Religion excuses bigotry ?
by Tip O'Neill on Nov. 22, 2011, under Atheism, Bigotry, Catholic, Christian, GLBT, santorumOne of the remaining socially acceptable expressions of bigotry in the US is anti-gay bigotry, although much progress has been made in recent years due to the efforts of advocacy groups such as GLAAD.
I think this has it’s roots in the fact that as a nation we don’t take seperation of church and state seriously, and never have. It has always been “God and Country”, from the time that the Battle Hymn of the Republic vied with God Save the South to see which side God liked the most.
In the past this has resulted in considerable social strife – from anti-Catholic riots to institutional anti-semitism to McCarthyite purges. The excesses of Nazis sensitized us to the dangers of anti-semitism and the McCarthy era sensitized us to the overreaching of triumphant christianity. By the time of the election of a Catholic president and the civil rights movement we seemed to be entering and era that kept state endorsed religious doctrine in it’s place.
The Catholic church, however, is not native but is run by a foreign power and was not affected by American public opinion.
Its battle against birth control and determination to secure government funding of its’ schools and charities continued unabated. American Catholics may not have agreed – and even may have used birth control themselves – but that didn’t matter because the Bishops run the show.
When the Catholic church expanded it’s battle against birth control to a battle against abortion and got a strong emotional reaction from its flock, Jerry Falwell and the Christian Coalition noticed. Abortion rapidly became a rallying cry of Protestant denominations too. They had a winner.
And the burgeoning gay rights movement ran smack dab into this confluence of church and state and Anita Bryant. Today opposition to gay rights is a “religious” legal issue for American christianity, right alongside abortion.

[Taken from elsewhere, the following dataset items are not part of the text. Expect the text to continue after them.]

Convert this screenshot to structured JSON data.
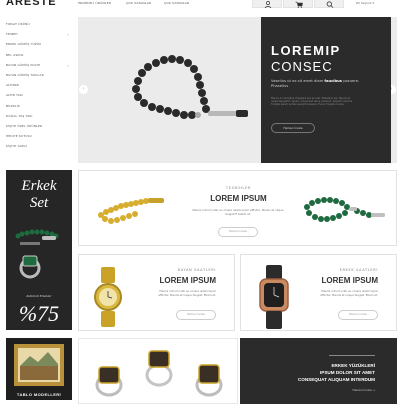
{
  "header": {
    "logo": "ARESTE",
    "nav": [
      "İNDİRİMLİ ÜRÜNLER",
      "ÇOK SATANLAR",
      "ÇOK SATANLAR"
    ],
    "icons": [
      "user-icon",
      "cart-icon",
      "search-icon"
    ],
    "language": "Dil Seçiniz"
  },
  "sidebar": {
    "items": [
      {
        "label": "FIRSAT ÜRÜNÜ",
        "chevron": ""
      },
      {
        "label": "TESBİH",
        "chevron": "›"
      },
      {
        "label": "ERKEK GÜMÜŞ YÜZÜK",
        "chevron": ""
      },
      {
        "label": "BEL ASKISI",
        "chevron": ""
      },
      {
        "label": "BAYAN GÜMÜŞ KOLYE",
        "chevron": "›"
      },
      {
        "label": "BAYAN GÜMÜŞ TAKILAR",
        "chevron": ""
      },
      {
        "label": "ALTINKE",
        "chevron": ""
      },
      {
        "label": "ALTIN TAKI",
        "chevron": ""
      },
      {
        "label": "BİLEKLİK",
        "chevron": ""
      },
      {
        "label": "DOĞAL TAŞ TAKI",
        "chevron": ""
      },
      {
        "label": "KİŞİYE ÖZEL ÜRÜNLER",
        "chevron": ""
      },
      {
        "label": "HEDİYE KUTUSU",
        "chevron": ""
      },
      {
        "label": "KİŞİYE YAZILI",
        "chevron": ""
      }
    ]
  },
  "hero": {
    "title": "LOREMIP",
    "subtitle": "CONSEC",
    "text_pre": "Vasellus ut ex sit amet diam ",
    "text_bold": "faucibus",
    "text_post": " posuere. Phasellus",
    "small": "Mauris in nisl tellus. Praesent sed ex erat. Phasellus vel, Mauris et neque feugiat fi, liquam ornare sed lacus euismod. Aliquam lobortis, fringilla ipsum portae suscipit posuere. Fusce fringilla ornare.",
    "button": "Hemen İncele",
    "prev": "‹",
    "next": "›"
  },
  "promo_erkek": {
    "title1": "Erkek",
    "title2": "Set",
    "sub": "Indirimli Erkekler",
    "percent": "%75"
  },
  "tesbihler": {
    "small": "TESBİHLER",
    "big": "LOREM IPSUM",
    "desc": "Mauris rutrum nibh eu ornare ullamcorper efficitur. Mauris et neque feugiat fi tesbih et.",
    "button": "Hemen İncele"
  },
  "bayan_saatleri": {
    "small": "BAYAN SAATLERİ",
    "big": "LOREM IPSUM",
    "desc": "Mauris rutrum nibh eu ornare ullamcorper efficitur. Mauris et neque feugiat. Etiam et.",
    "button": "Hemen İncele"
  },
  "erkek_saatleri": {
    "small": "ERKEK SAATLERİ",
    "big": "LOREM IPSUM",
    "desc": "Mauris rutrum nibh eu ornare ullamcorper efficitur. Mauris et neque feugiat. Etiam et.",
    "button": "Hemen İncele"
  },
  "tablo": {
    "label": "TABLO MODELLERİ"
  },
  "erkek_yuzukler": {
    "line1": "ERKEK YÜZÜKLERİ",
    "line2": "IPSUM DOLOR SIT AMET",
    "line3": "CONSEQUAT ALIQUAM INTERDUM",
    "link": "Hemen İncele →"
  },
  "colors": {
    "dark_panel": "#2b2b2b",
    "light_bg": "#ebebeb",
    "accent_gold": "#c9a227",
    "accent_green": "#1e6b3f"
  }
}
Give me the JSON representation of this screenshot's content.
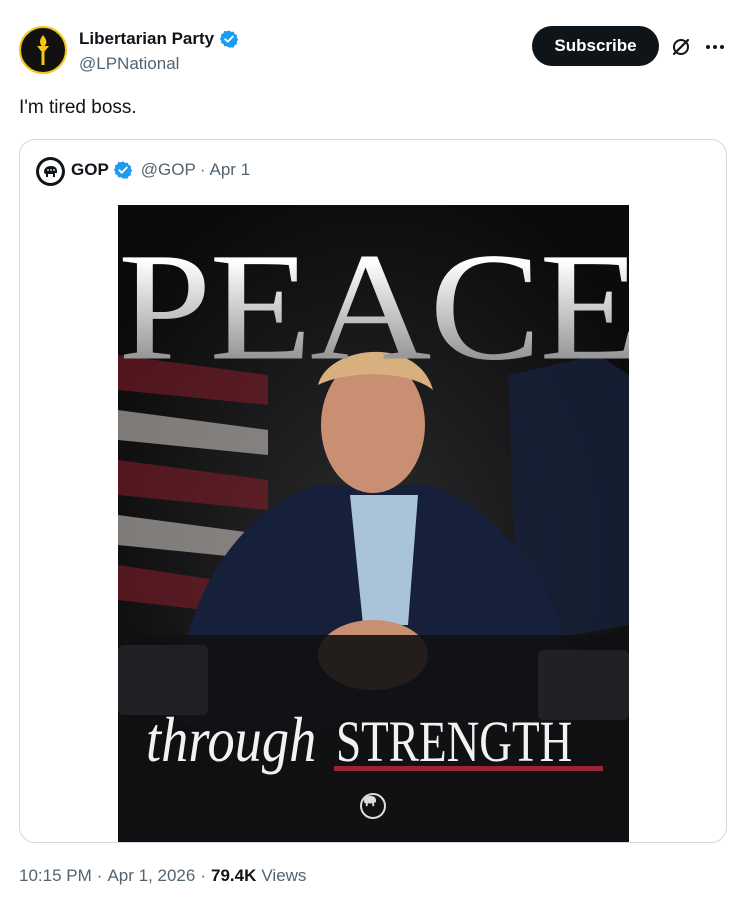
{
  "author": {
    "display_name": "Libertarian Party",
    "handle": "@LPNational",
    "avatar_icon": "torch-icon",
    "verified_icon": "verified-badge-icon"
  },
  "header_actions": {
    "subscribe_label": "Subscribe",
    "grok_icon": "grok-icon",
    "more_icon": "more-icon"
  },
  "tweet": {
    "text": "I'm tired boss."
  },
  "quoted": {
    "display_name": "GOP",
    "handle": "@GOP",
    "separator": "·",
    "date": "Apr 1",
    "avatar_icon": "elephant-icon",
    "verified_icon": "verified-badge-icon",
    "image": {
      "headline": "PEACE",
      "sub_italic": "through",
      "sub_caps": "STRENGTH",
      "accent_color": "#9b2335",
      "description_icon": "gop-elephant-logo-icon"
    }
  },
  "meta": {
    "time": "10:15 PM",
    "separator": "·",
    "date": "Apr 1, 2026",
    "views_count": "79.4K",
    "views_label": "Views"
  },
  "colors": {
    "verified_blue": "#1d9bf0",
    "secondary_text": "#536471",
    "primary_text": "#0f1419",
    "border": "#cfd9de"
  }
}
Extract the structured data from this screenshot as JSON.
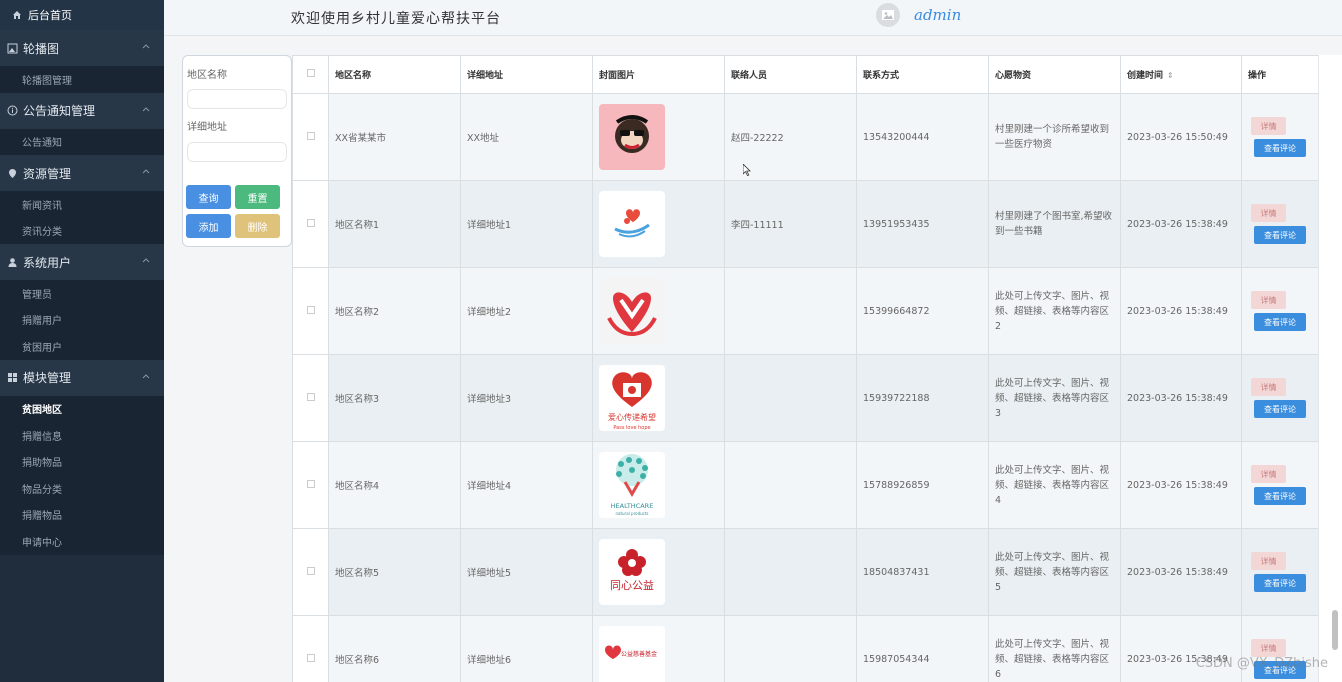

But this time they don’t have a winner.
Yet the idea that God trumps Country is strong in the American DNA, and remains the major obstacle for GLBTs achieving equality. Followers of the anti-gay religions still have sympathy for subtle expressions of bigotry even though they consider themselves personally liberal and free of bigotry, as long as the expression of bigotry is couched in terms of religion.
Here’s an example I saw this morning, discussing military “chaplains”:
A new moral difficulty for some chaplains occurred in September when the Army repealed its “Don’t ask, don’t tell” policy on homosexuals.
“For those whose faith says homosexuality is a sin, it poses a huge problem,” Macauley says. “Are they now required to deny a tenet of their faith? Part of their role in the military is to teach – to provide a source of faith for soldiers. What happens if they teach that homosexuality is a sin? What happens when a gay couple seeks counseling?”
It is a requirement of the job of a military chaplain to provide support to ALL of their troops and to put aside any doctrinal teachings of their particular denomination.
It is true that this requirement is burdensome to some chaplains. Lt. Gordon Klingenschmit has achieved great notoriety claiming that his religious beliefs are being suppressed by the military because they won’t let him preach to Jewish soldiers that they must accept Jesus or burn in hell.
Few of us have sympathy for Lt. Klingenschmit if he insists on preaching that Jews go to hell in his official governmental capacity – but it is amazing how many have sympathy for Chaplain Macauley who wants to preach that gays go to hell.
That’s what happens when you mix religion and government.